Lemon garlic shrimp with spinach orzo is a Mediterranean-inspired one-pan meal combining tender shrimp, creamy orzo, fresh spinach, and zesty lemon. It’s a light yet satisfying dish that’s perfect for weeknight dinners or casual entertaining.
Ingredients
450 g (1 lb) large shrimp, peeled and deveined
1 tbsp (15 ml) olive oil
3 garlic cloves, finely minced (about 9 g)
Zest of 1 medium lemon
1½ tbsp (22 ml) fresh lemon juice
½ tsp fine salt
¼ tsp ground black pepper
¼ tsp chili flakes (optional)
1½ cups (300 g) dry orzo pasta
3 cups (720 ml) chicken or vegetable stock
2 tbsp (30 g) unsalted butter
1 tbsp (15 ml) olive oil
1 small onion or shallot, finely diced (about 70 g)
2 packed cups (60 g) fresh spinach leaves
¼ cup (25 g) finely grated Parmesan-style cheese
¼ tsp salt, or to taste
¼ tsp black pepper, or to taste
Optional: Fresh parsley or dill, lemon wedges, extra grated Parmesan for garnish
Instructions
In a bowl, combine shrimp with olive oil, garlic, lemon zest, lemon juice, salt, black pepper, and chili flakes if using. Toss well and marinate for 10 minutes.
In a large skillet, heat butter and olive oil over medium heat. Add diced onion or shallot and sauté for about 3 minutes until soft.
Add orzo and toast for 1 minute, stirring constantly. Pour in the stock, stir, and bring to a gentle simmer.
Cook uncovered for 8–10 minutes, stirring occasionally, until orzo is tender and most liquid is absorbed.
Stir in spinach and cook for 30 seconds until wilted. Add Parmesan, salt, and black pepper. Mix well, then cover and set aside.
In a separate pan, cook the marinated shrimp over medium-high heat for 1–2 minutes per side until pink and cooked through.

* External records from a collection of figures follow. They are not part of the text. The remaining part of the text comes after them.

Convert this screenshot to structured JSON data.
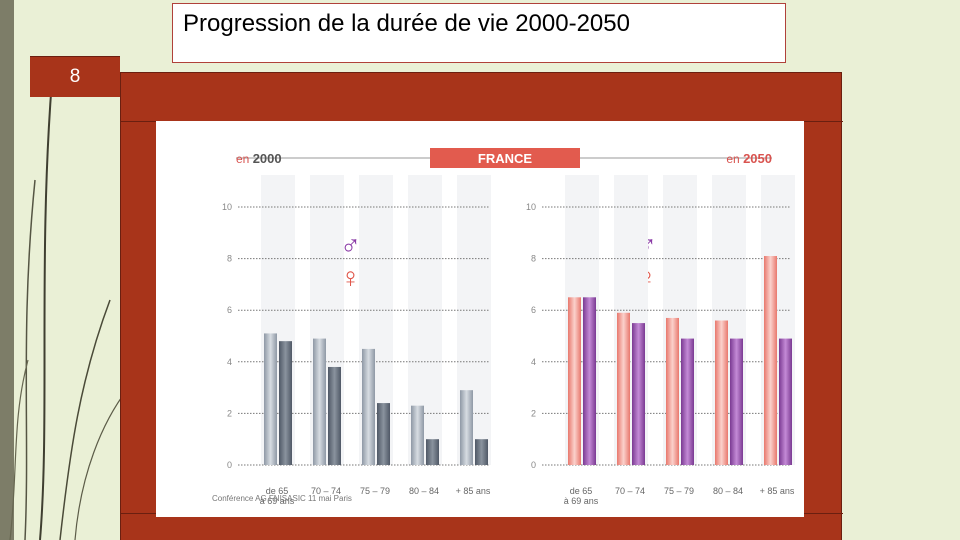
{
  "slide": {
    "title": "Progression de la durée de vie 2000-2050",
    "number": "8"
  },
  "colors": {
    "frame": "#a8341a",
    "banner": "#e25b4e",
    "accent_text": "#d9534f",
    "male_2000": "#6e7885",
    "female_2000": "#aab3bf",
    "male_2050": "#9a4fb0",
    "female_2050": "#f29c94",
    "male_symbol": "#8a3aa6",
    "female_symbol": "#e0564a"
  },
  "chart_data": {
    "type": "bar",
    "banner": "FRANCE",
    "footnote": "Conférence AG FNISASIC 11 mai Paris",
    "categories": [
      "de 65 à 69 ans",
      "70 – 74",
      "75 – 79",
      "80 – 84",
      "+ 85 ans"
    ],
    "category_lines": [
      [
        "de 65",
        "à 69 ans"
      ],
      [
        "70 – 74"
      ],
      [
        "75 – 79"
      ],
      [
        "80 – 84"
      ],
      [
        "+ 85 ans"
      ]
    ],
    "ylim": [
      0,
      10
    ],
    "yticks": [
      "0",
      "2",
      "4",
      "6",
      "8",
      "10"
    ],
    "grid": true,
    "legend_symbols": {
      "male": "♂",
      "female": "♀"
    },
    "panels": [
      {
        "label_prefix": "en",
        "label_year": "2000",
        "label_position": "top-left",
        "series": [
          {
            "values": [
              5.1,
              4.9,
              4.5,
              2.3,
              2.9
            ]
          },
          {
            "values": [
              4.8,
              3.8,
              2.4,
              1.0,
              1.0
            ]
          }
        ]
      },
      {
        "label_prefix": "en",
        "label_year": "2050",
        "label_position": "top-right",
        "series": [
          {
            "values": [
              6.5,
              5.9,
              5.7,
              5.6,
              8.1
            ]
          },
          {
            "values": [
              6.5,
              5.5,
              4.9,
              4.9,
              4.9
            ]
          }
        ]
      }
    ]
  }
}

Serve creamy orzo topped with shrimp. Garnish with herbs, lemon wedges, and extra cheese if desired. Serve warm.
Notes
Use cream for a richer orzo or omit butter and cheese for a dairy-free version.
Add cherry tomatoes or mushrooms for extra veggies.
Adjust lemon and chili to taste.
Cook shrimp just before serving for best texture.
Reheat orzo with a splash of stock to restore creaminess.